Selain itu, Prabowo juga membentuk tim khusus untuk merevisi undang-undang terkait batasan fiskal. Jika revisi ini berhasil, profil fiskal Indonesia bisa mengalami penurunan yang lebih dalam, berisiko memperburuk kepercayaan investor dan semakin menekan rupiah.
Efek Kebijakan The Fed terhadap Rupiah
Di sisi eksternal, kebijakan moneter AS juga berdampak langsung pada pergerakan rupiah. BMI memperkirakan bahwa The Fed hanya akan memangkas suku bunga sebesar 50 basis poin menjadi 4,00% pada akhir 2025. Dengan pemangkasan yang lebih kecil dari ekspektasi pasar, investor kemungkinan akan tetap memilih aset berdenominasi dolar AS, sehingga menambah tekanan pada rupiah.
Selain itu, kebijakan proteksionisme yang diterapkan oleh mantan Presiden AS, Donald Trump, diperkirakan akan memperburuk tekanan inflasi global. Hal ini dapat menyebabkan perlambatan dalam siklus pelonggaran moneter AS dan menghambat pemulihan mata uang negara berkembang, termasuk Indonesia.
Investor Khawatir, Pasar Saham Tertekan
Selain melemahkan rupiah, ketidakpastian ekonomi juga mempengaruhi pasar modal. Pemerintah berencana membentuk sovereign wealth fund kedua bernama Danantara, yang bertujuan untuk mengambil alih kendali atas beberapa perusahaan BUMN strategis. Namun, langkah ini justru menimbulkan kekhawatiran di kalangan investor.
Pasca pengumuman pembentukan Danantara, arus modal keluar meningkat tajam, menyebabkan Indeks Harga Saham Gabungan (IHSG) turun sekitar 6%. Hal ini menjadi tanda bahwa kepercayaan investor terhadap stabilitas ekonomi Indonesia mulai terganggu.
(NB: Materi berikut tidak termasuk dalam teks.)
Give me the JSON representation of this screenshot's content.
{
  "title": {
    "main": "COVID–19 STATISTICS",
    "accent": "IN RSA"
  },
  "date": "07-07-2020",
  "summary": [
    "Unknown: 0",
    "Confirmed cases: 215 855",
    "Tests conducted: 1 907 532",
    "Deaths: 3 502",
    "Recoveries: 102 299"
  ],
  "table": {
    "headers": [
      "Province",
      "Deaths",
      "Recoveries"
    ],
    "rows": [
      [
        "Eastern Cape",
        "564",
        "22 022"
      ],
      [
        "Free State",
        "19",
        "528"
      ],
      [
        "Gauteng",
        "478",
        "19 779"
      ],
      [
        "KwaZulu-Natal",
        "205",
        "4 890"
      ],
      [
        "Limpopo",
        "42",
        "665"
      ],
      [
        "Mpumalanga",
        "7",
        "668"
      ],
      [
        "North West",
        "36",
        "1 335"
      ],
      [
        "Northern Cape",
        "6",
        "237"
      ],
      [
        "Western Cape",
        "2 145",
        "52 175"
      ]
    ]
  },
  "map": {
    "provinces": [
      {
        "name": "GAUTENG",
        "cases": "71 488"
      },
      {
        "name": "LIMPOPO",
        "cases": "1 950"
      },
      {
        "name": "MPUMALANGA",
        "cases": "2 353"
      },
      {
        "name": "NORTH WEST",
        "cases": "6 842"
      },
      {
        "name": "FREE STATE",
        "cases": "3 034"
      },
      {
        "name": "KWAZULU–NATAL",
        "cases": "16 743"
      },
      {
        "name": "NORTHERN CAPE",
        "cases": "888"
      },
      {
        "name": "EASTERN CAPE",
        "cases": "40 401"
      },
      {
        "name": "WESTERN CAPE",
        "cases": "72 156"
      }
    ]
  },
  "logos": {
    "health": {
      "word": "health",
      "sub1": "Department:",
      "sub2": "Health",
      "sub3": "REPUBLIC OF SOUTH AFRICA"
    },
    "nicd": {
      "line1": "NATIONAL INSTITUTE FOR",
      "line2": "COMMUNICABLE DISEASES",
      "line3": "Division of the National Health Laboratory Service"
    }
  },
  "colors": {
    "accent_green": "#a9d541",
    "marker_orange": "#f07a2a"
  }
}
Tantangan Besar Menanti Rupiah
Dengan berbagai tekanan eksternal dan internal, nilai tukar rupiah masih berisiko mengalami pelemahan lebih lanjut. Bank Indonesia terus berupaya menstabilkan nilai tukar melalui intervensi pasar, sementara pemerintah menghadapi tantangan besar dalam menjaga kepercayaan investor.
Jika kondisi ini tidak segera ditangani dengan kebijakan yang tepat, bukan tidak mungkin pelemahan rupiah akan berlanjut hingga mencapai Rp17.000 per dolar AS pada akhir 2025. Oleh karena itu, diperlukan strategi ekonomi yang lebih solid untuk menghadapi ketidakpastian global dan menjaga stabilitas nilai tukar rupiah di masa mendatang.